Family law is an emotional area, and it is understandable that a party to a marriage may wish to raise the other’s conduct, for example, where a marriage has broken down because one party has had an affair. The other party likely is to feel that this was through no fault of theirs, and as such, why should they be financially disadvantaged? Surely, the Court should consider the other party’s conduct and divide the finances accordingly. 

The approach taken by the court

Whilst conduct is a factor for the Court to take into consideration under the Matrimonial Causes Act 1973, it is well established from the leading case Miller v. Miller; McFarlane v McFarlane [2006] that conduct should only be raised in truly exceptional cases, where it is obviously gross and where it would be ‘inequitable to disregard it.’

Thereafter, in the case of S v S [2007], Nicholas Mostyn QC (as he then was) suggested when acting for the wife suggested a test of applying a ‘gasp factor’ and the Judge noted it needed to be more than a ‘gulp.’ This indicates the level of how serious the conduct needs to be.

In the most recent case of OG v AG [2020] involving conduct, Mostyn J went further to state that not only did conduct need to be ‘inequitable to disregard,’ but it must be financially measurable. He raised 4 distinct scenarios:

  1. Gross and obvious misconduct; for example, economic misconduct
  2. Add back arguments, where someone has wantonly and recklessly dissipated assets
  3. Litigation misconduct; for example, where a party intentionally fails to attend a court hearing or comply with directions from the Court, and
  4. Adverse inferences; for example, where a party has failed to provide full and frank disclosure as to the existence of an asset

What kind of conduct is considered gross and obvious that it would, in the opinion of the court, be inequitable to disregard it?

There have been a range of extreme conduct, to which the court have given consideration. Examples are as follows:

  • Armstrong v. Armstrong: Wife shot husband with his shotgun with intent to endanger life.
  • Jones (MA) v. Jones (W): Husband attacked wife with a razor and inflicted serious injuries with financial consequences for wife.
  • Martin v Martin: Husband frittered away assets which reduced the funds able to provide the needs of the parties after divorce.
  • K v. K: Husband has a serious drink problem and ‘disagreeable’ behaviour led to forced sale of the FMH with serious financial consequences to wife.
  • Kyte v Kyte: Wife encouraged husband’s suicide attempt, in order to gain assets
  • Jones v Jones: Husband physically attacked wife, which impacts her ability to work

From the examples provided, it can be seen that the court will give consideration to both physical and non-physical conduct.

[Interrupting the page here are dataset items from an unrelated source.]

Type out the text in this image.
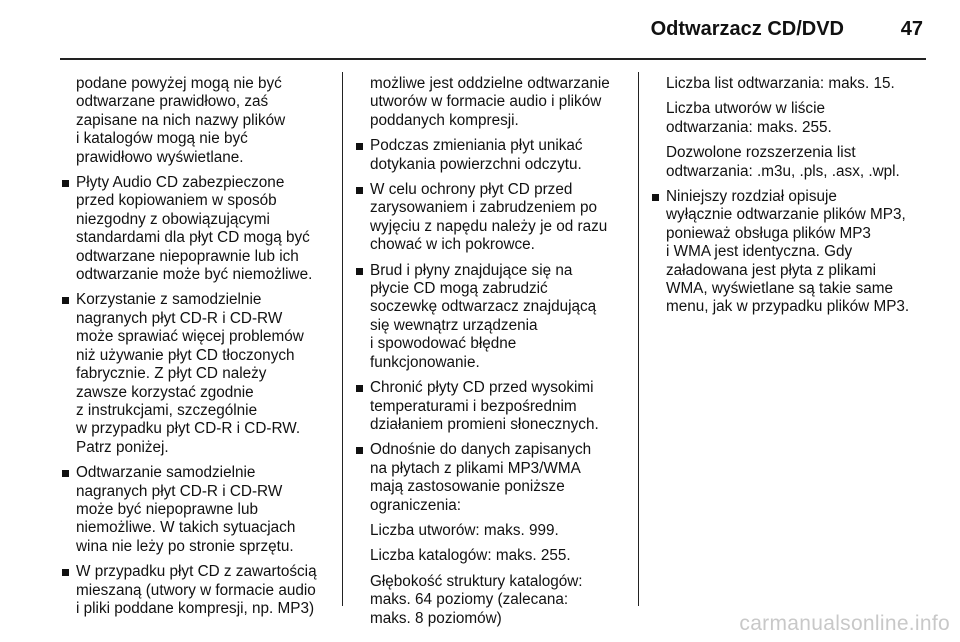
Odtwarzacz CD/DVD	47
podane powyżej mogą nie być
odtwarzane prawidłowo, zaś
zapisane na nich nazwy plików
i katalogów mogą nie być
prawidłowo wyświetlane.
Płyty Audio CD zabezpieczone
przed kopiowaniem w sposób
niezgodny z obowiązującymi
standardami dla płyt CD mogą być
odtwarzane niepoprawnie lub ich
odtwarzanie może być niemożliwe.
Korzystanie z samodzielnie
nagranych płyt CD-R i CD-RW
może sprawiać więcej problemów
niż używanie płyt CD tłoczonych
fabrycznie. Z płyt CD należy
zawsze korzystać zgodnie
z instrukcjami, szczególnie
w przypadku płyt CD-R i CD-RW.
Patrz poniżej.
Odtwarzanie samodzielnie
nagranych płyt CD-R i CD-RW
może być niepoprawne lub
niemożliwe. W takich sytuacjach
wina nie leży po stronie sprzętu.
W przypadku płyt CD z zawartością
mieszaną (utwory w formacie audio
i pliki poddane kompresji, np. MP3)
możliwe jest oddzielne odtwarzanie
utworów w formacie audio i plików
poddanych kompresji.
Podczas zmieniania płyt unikać
dotykania powierzchni odczytu.
W celu ochrony płyt CD przed
zarysowaniem i zabrudzeniem po
wyjęciu z napędu należy je od razu
chować w ich pokrowce.
Brud i płyny znajdujące się na
płycie CD mogą zabrudzić
soczewkę odtwarzacz znajdującą
się wewnątrz urządzenia
i spowodować błędne
funkcjonowanie.
Chronić płyty CD przed wysokimi
temperaturami i bezpośrednim
działaniem promieni słonecznych.
Odnośnie do danych zapisanych
na płytach z plikami MP3/WMA
mają zastosowanie poniższe
ograniczenia:
Liczba utworów: maks. 999.
Liczba katalogów: maks. 255.
Głębokość struktury katalogów:
maks. 64 poziomy (zalecana:
maks. 8 poziomów)
Liczba list odtwarzania: maks. 15.
Liczba utworów w liście
odtwarzania: maks. 255.
Dozwolone rozszerzenia list
odtwarzania: .m3u, .pls, .asx, .wpl.
Niniejszy rozdział opisuje
wyłącznie odtwarzanie plików MP3,
ponieważ obsługa plików MP3
i WMA jest identyczna. Gdy
załadowana jest płyta z plikami
WMA, wyświetlane są takie same
menu, jak w przypadku plików MP3.
carmanualsonline.info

How does the court deal with conduct?

A finding of conduct will not mean that there will be no financial provision made for the guilty party. Rather, it may mean a departure from the yardstick of equality, if there is sufficient assets to meet the needs of the parties, or it may mean that if there are insufficient assets to meet both parties needs then the needs of the party who has acted appropriately may be prioritised.

In conclusion, in matrimonial finances conduct or behaviour is rarely relevant when considering how the matrimonial assets ‘money’ should be distributed. If a party wishes to argue conduct, the conduct must be gross and obvious that it would in the opinion of the court be inequitable to disregard it.